Bisnis.com, JAKARTA -- Minyak mentah berjangka Brent naik 13 sen menjadi US$85,21 per barel, sementara minyak mentah West Texas Intermediate (WTI) AS naik 31 sen, ditutup pada US$83,16 per barel. Kenaikan ini mengikuti lonjakan harga sebelumnya pada hari Rabu (17/7), ketika Brent naik 1,6% dan WTI naik 2,6%.
Analis Dupoin Indonesia Andrew Fischerpeningkatan harga minyak ini disebabkan oleh beberapa faktor utama. Pertama, penurunan signifikan dalam stok minyak mentah AS sebesar 4,9 juta barel selama seminggu terakhir menjadi pendorong utama. Penurunan ini jauh lebih besar daripada perkiraan awal yang hanya sebesar 30.000 barel berdasarkan jajak pendapat Reuters, serta lebih tinggi dari laporan American Petroleum Institute yang menunjukkan penurunan 4,4 juta barel.
Penurunan stok minyak yang lebih besar dari perkiraan ini menunjukkan adanya permintaan yang kuat, yang pada akhirnya mendorong harga naik. Andrew Fischer mencatat bahwa data ini mencerminkan keseimbangan pasokan dan permintaan yang lebih ketat, yang memberikan dukungan bagi harga minyak untuk tetap berada pada tren kenaikan.
Selain faktor pasokan, Fischer juga menyoroti sentimen pasar yang didorong oleh prospek penurunan suku bunga yang akan datang di Amerika Serikat dan Eropa. Suku bunga yang lebih rendah biasanya menstimulasi daya beli dan, akibatnya, meningkatkan permintaan minyak. Dengan adanya ekspektasi penurunan suku bunga, pelaku pasar cenderung lebih optimis terhadap prospek permintaan minyak di masa depan.

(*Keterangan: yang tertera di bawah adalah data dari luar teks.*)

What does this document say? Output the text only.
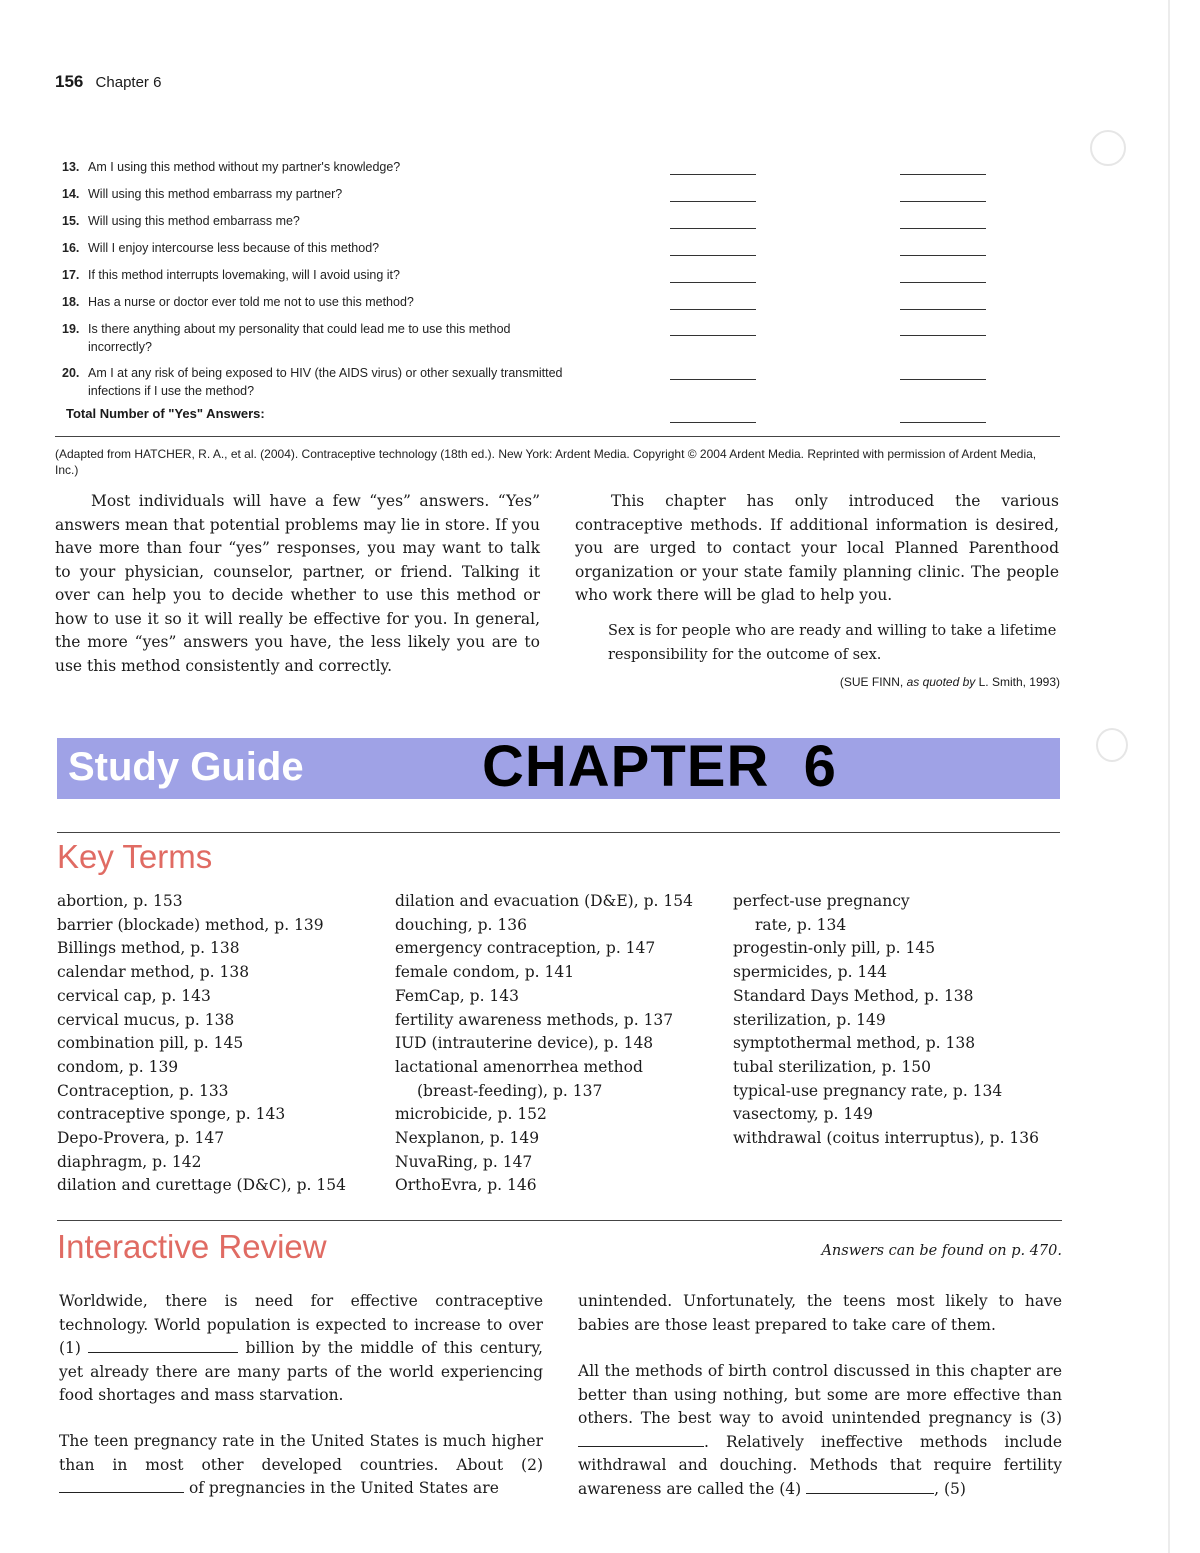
156 Chapter 6
13. Am I using this method without my partner's knowledge?
14. Will using this method embarrass my partner?
15. Will using this method embarrass me?
16. Will I enjoy intercourse less because of this method?
17. If this method interrupts lovemaking, will I avoid using it?
18. Has a nurse or doctor ever told me not to use this method?
19. Is there anything about my personality that could lead me to use this method incorrectly?
20. Am I at any risk of being exposed to HIV (the AIDS virus) or other sexually transmitted infections if I use the method?
Total Number of "Yes" Answers:
(Adapted from HATCHER, R. A., et al. (2004). Contraceptive technology (18th ed.). New York: Ardent Media. Copyright © 2004 Ardent Media. Reprinted with permission of Ardent Media, Inc.)
Most individuals will have a few “yes” answers. “Yes” answers mean that potential problems may lie in store. If you have more than four “yes” responses, you may want to talk to your physician, counselor, partner, or friend. Talking it over can help you to decide whether to use this method or how to use it so it will really be effective for you. In general, the more “yes” answers you have, the less likely you are to use this method consistently and correctly.
This chapter has only introduced the various contraceptive methods. If additional information is desired, you are urged to contact your local Planned Parenthood organization or your state family planning clinic. The people who work there will be glad to help you.
Sex is for people who are ready and willing to take a lifetime responsibility for the outcome of sex.
(SUE FINN, as quoted by L. Smith, 1993)
Study Guide	CHAPTER  6
Key Terms
abortion, p. 153
barrier (blockade) method, p. 139
Billings method, p. 138
calendar method, p. 138
cervical cap, p. 143
cervical mucus, p. 138
combination pill, p. 145
condom, p. 139
Contraception, p. 133
contraceptive sponge, p. 143
Depo-Provera, p. 147
diaphragm, p. 142
dilation and curettage (D&C), p. 154
dilation and evacuation (D&E), p. 154
douching, p. 136
emergency contraception, p. 147
female condom, p. 141
FemCap, p. 143
fertility awareness methods, p. 137
IUD (intrauterine device), p. 148
lactational amenorrhea method
(breast-feeding), p. 137
microbicide, p. 152
Nexplanon, p. 149
NuvaRing, p. 147
OrthoEvra, p. 146
perfect-use pregnancy
rate, p. 134
progestin-only pill, p. 145
spermicides, p. 144
Standard Days Method, p. 138
sterilization, p. 149
symptothermal method, p. 138
tubal sterilization, p. 150
typical-use pregnancy rate, p. 134
vasectomy, p. 149
withdrawal (coitus interruptus), p. 136
Interactive Review	Answers can be found on p. 470.
Worldwide, there is need for effective contraceptive technology. World population is expected to increase to over (1)	billion by the middle of this century, yet already there are many parts of the world experiencing food shortages and mass starvation.
The teen pregnancy rate in the United States is much higher than in most other developed countries. About (2)  of pregnancies in the United States are
unintended. Unfortunately, the teens most likely to have babies are those least prepared to take care of them.
All the methods of birth control discussed in this chapter are better than using nothing, but some are more effective than others. The best way to avoid unintended pregnancy is (3). Relatively ineffective methods include withdrawal and douching. Methods that require fertility awareness are called the (4)	, (5)
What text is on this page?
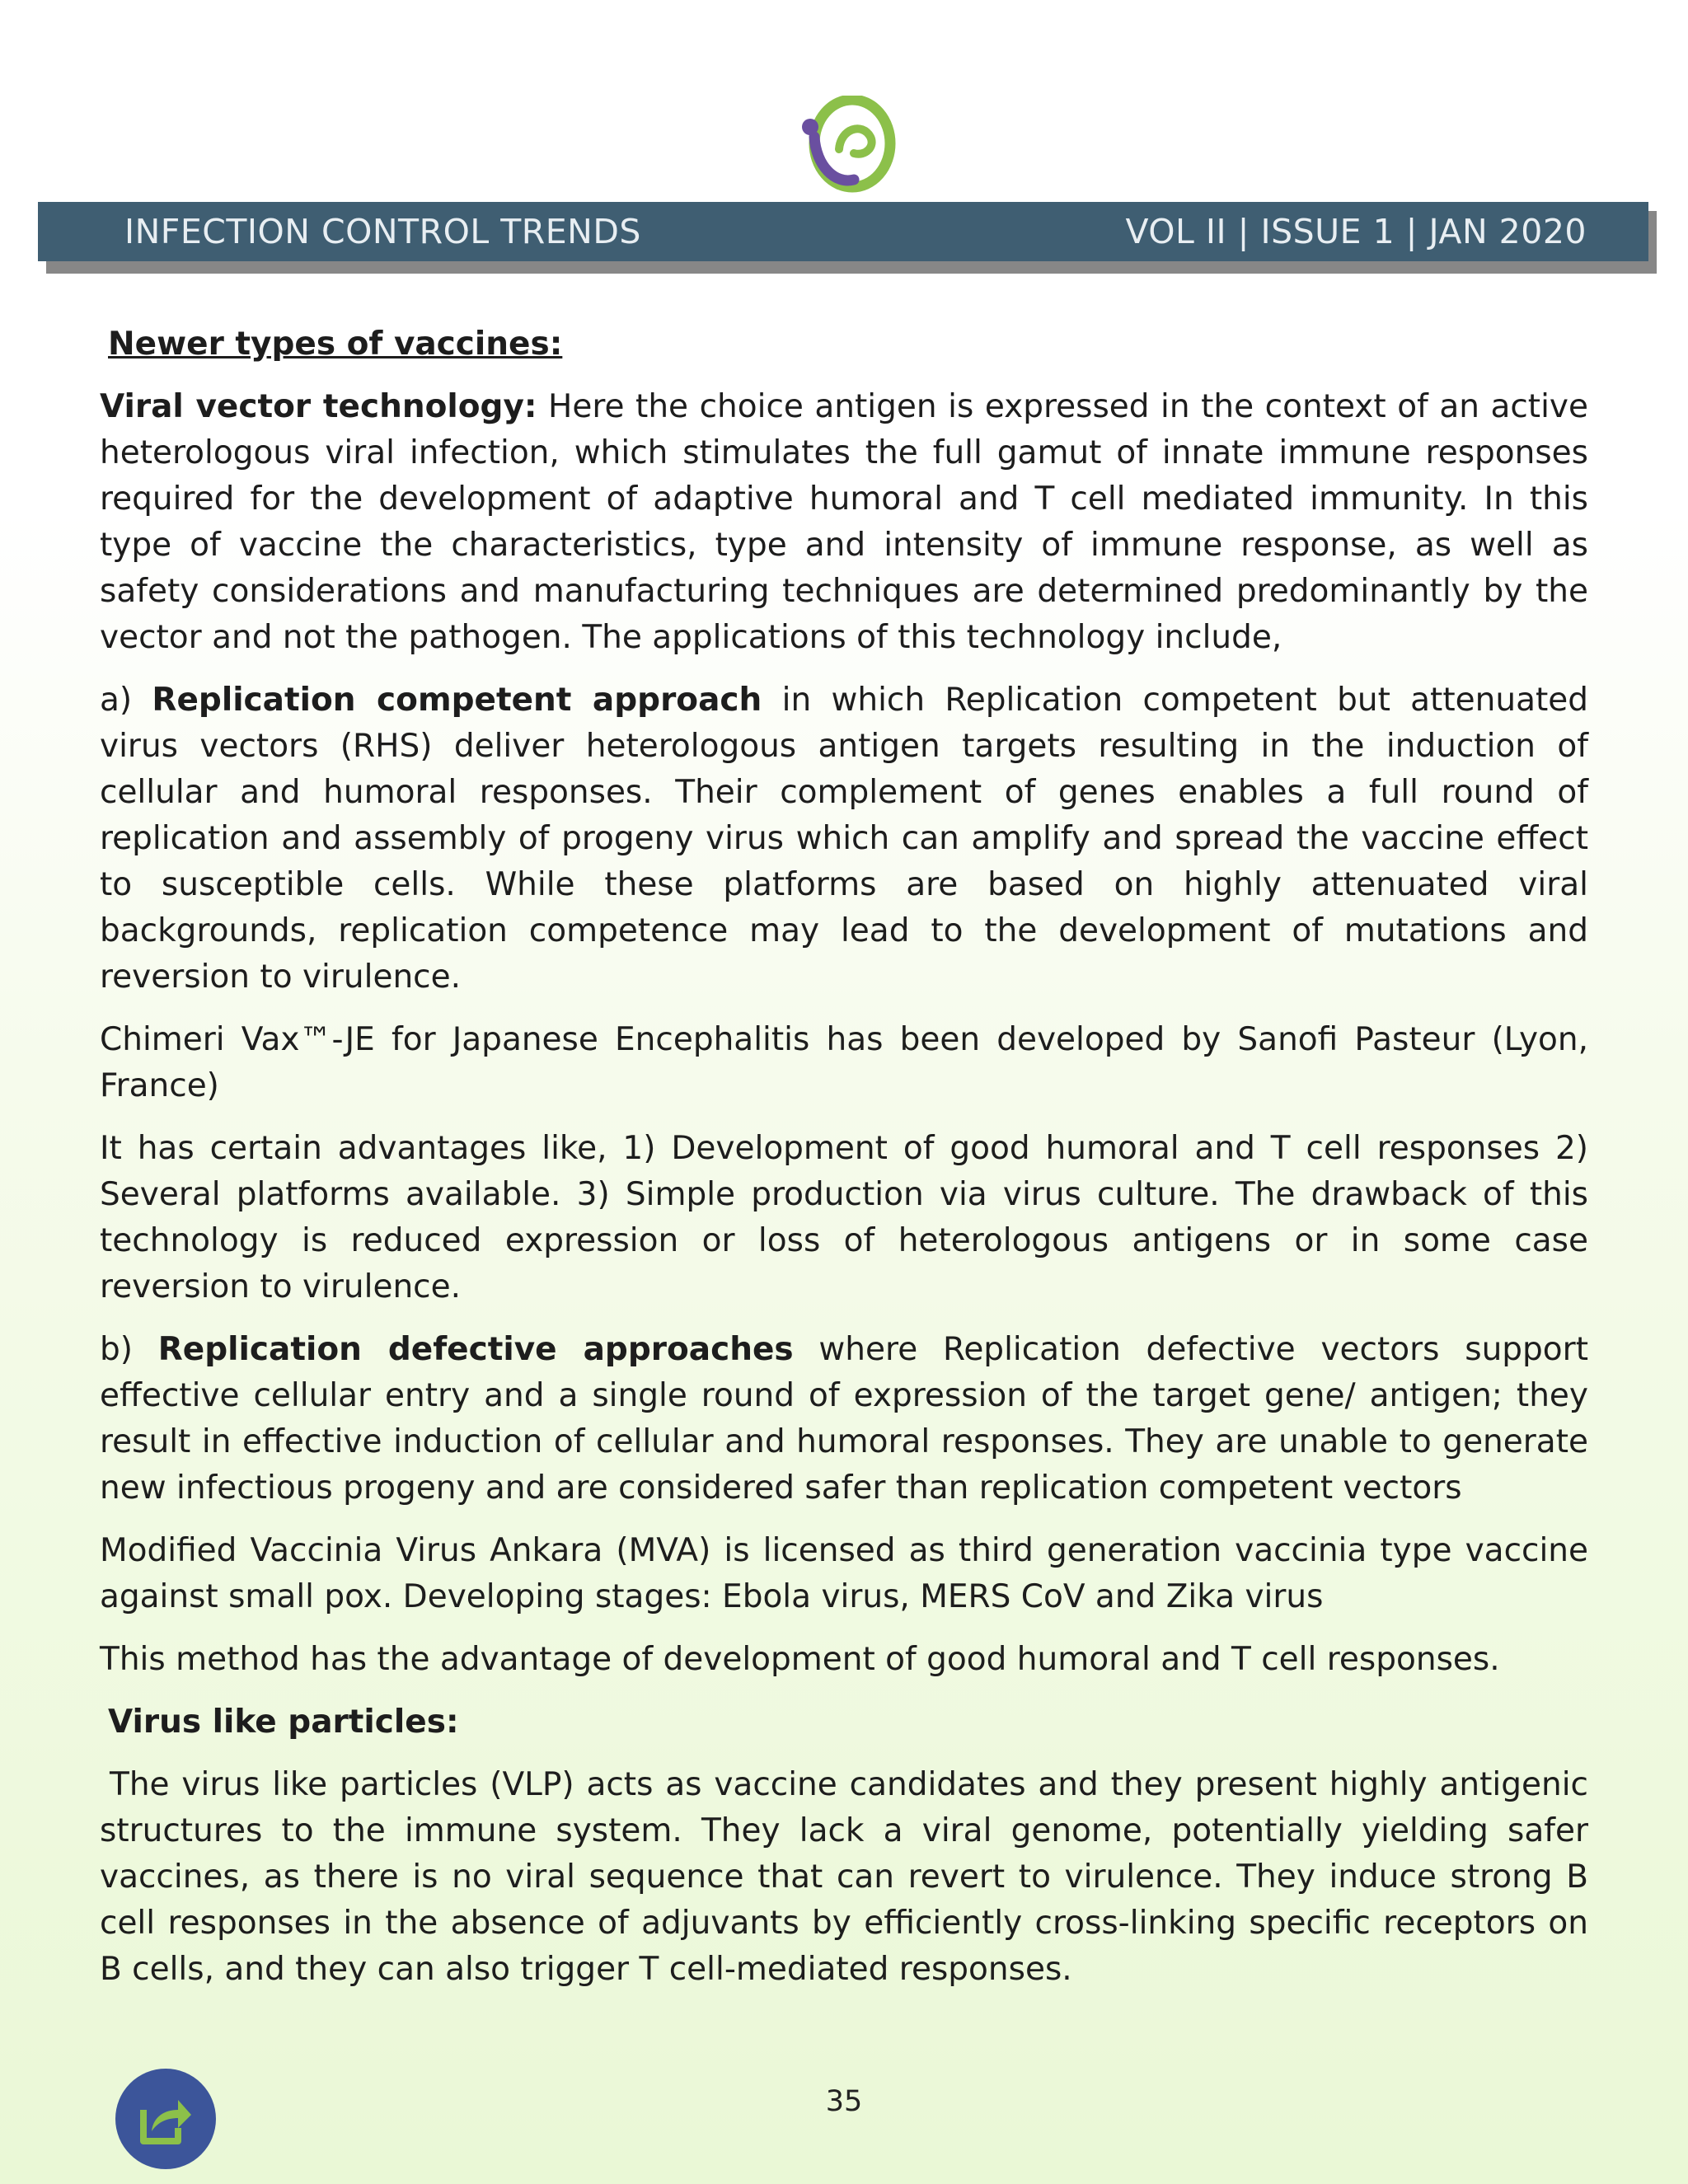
INFECTION CONTROL TRENDS	VOL II | ISSUE 1 | JAN 2020

Newer types of vaccines:

Viral vector technology: Here the choice antigen is expressed in the context of an active heterologous viral infection, which stimulates the full gamut of innate immune responses required for the development of adaptive humoral and T cell mediated immunity. In this type of vaccine the characteristics, type and intensity of immune response, as well as safety considerations and manufacturing techniques are determined predominantly by the vector and not the pathogen. The applications of this technology include,

a) Replication competent approach in which Replication competent but attenuated virus vectors (RHS) deliver heterologous antigen targets resulting in the induction of cellular and humoral responses. Their complement of genes enables a full round of replication and assembly of progeny virus which can amplify and spread the vaccine effect to susceptible cells. While these platforms are based on highly attenuated viral backgrounds, replication competence may lead to the development of mutations and reversion to virulence.

Chimeri Vax™-JE for Japanese Encephalitis has been developed by Sanofi Pasteur (Lyon, France)

It has certain advantages like, 1) Development of good humoral and T cell responses 2) Several platforms available. 3) Simple production via virus culture. The drawback of this technology is reduced expression or loss of heterologous antigens or in some case reversion to virulence.

b) Replication defective approaches where Replication defective vectors support effective cellular entry and a single round of expression of the target gene/ antigen; they result in effective induction of cellular and humoral responses. They are unable to generate new infectious progeny and are considered safer than replication competent vectors

Modified Vaccinia Virus Ankara (MVA) is licensed as third generation vaccinia type vaccine against small pox. Developing stages: Ebola virus, MERS CoV and Zika virus

This method has the advantage of development of good humoral and T cell responses.

Virus like particles:

The virus like particles (VLP) acts as vaccine candidates and they present highly antigenic structures to the immune system. They lack a viral genome, potentially yielding safer vaccines, as there is no viral sequence that can revert to virulence. They induce strong B cell responses in the absence of adjuvants by efficiently cross-linking specific receptors on B cells, and they can also trigger T cell-mediated responses.

35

Andrew Fischer memprediksi bahwa harga minyak akan terus menunjukkan kenaikan meski tidak signifikan dalam jangka pendek. Tren kenaikan ini diperkirakan akan berlangsung cukup panjang, terutama jika kondisi pasokan dan permintaan tetap seimbang. Ia menekankan pentingnya memantau perkembangan lebih lanjut terkait kebijakan moneter di AS dan Eropa, serta data persediaan minyak mentah mingguan yang dirilis oleh EIA.
Namun, Fischer juga mengingatkan bahwa meskipun tren kenaikan ini berpotensi berlanjut, volatilitas pasar tetap harus diperhatikan. Faktor-faktor geopolitik, seperti ketegangan di Timur Tengah atau kebijakan produksi dari Organisasi Negara-negara Pengekspor Minyak (OPEC), dapat dengan cepat mempengaruhi harga minyak. Oleh karena itu, pelaku pasar perlu terus memantau berita dan analisis terkini untuk mengambil keputusan yang tepat.
Baca Juga
Dalam jangka panjang, Andrew Fischer melihat prospek harga minyak yang lebih stabil dengan kecenderungan naik, asalkan tidak ada gangguan signifikan pada pasokan global. Ia menambahkan bahwa perkembangan teknologi dan upaya untuk meningkatkan efisiensi energi juga akan memainkan peran penting dalam menentukan dinamika pasar minyak di masa depan.
Secara keseluruhan, analisis Andrew Fischer dari Dupoin menunjukkan bahwa meskipun saat ini harga minyak mengalami kenaikan yang tipis, prospek untuk tren kenaikan jangka panjang tetap ada. Faktor-faktor seperti penurunan stok minyak mentah AS yang lebih besar dari perkiraan dan sentimen positif terkait kebijakan suku bunga memberikan dukungan bagi harga minyak untuk terus naik.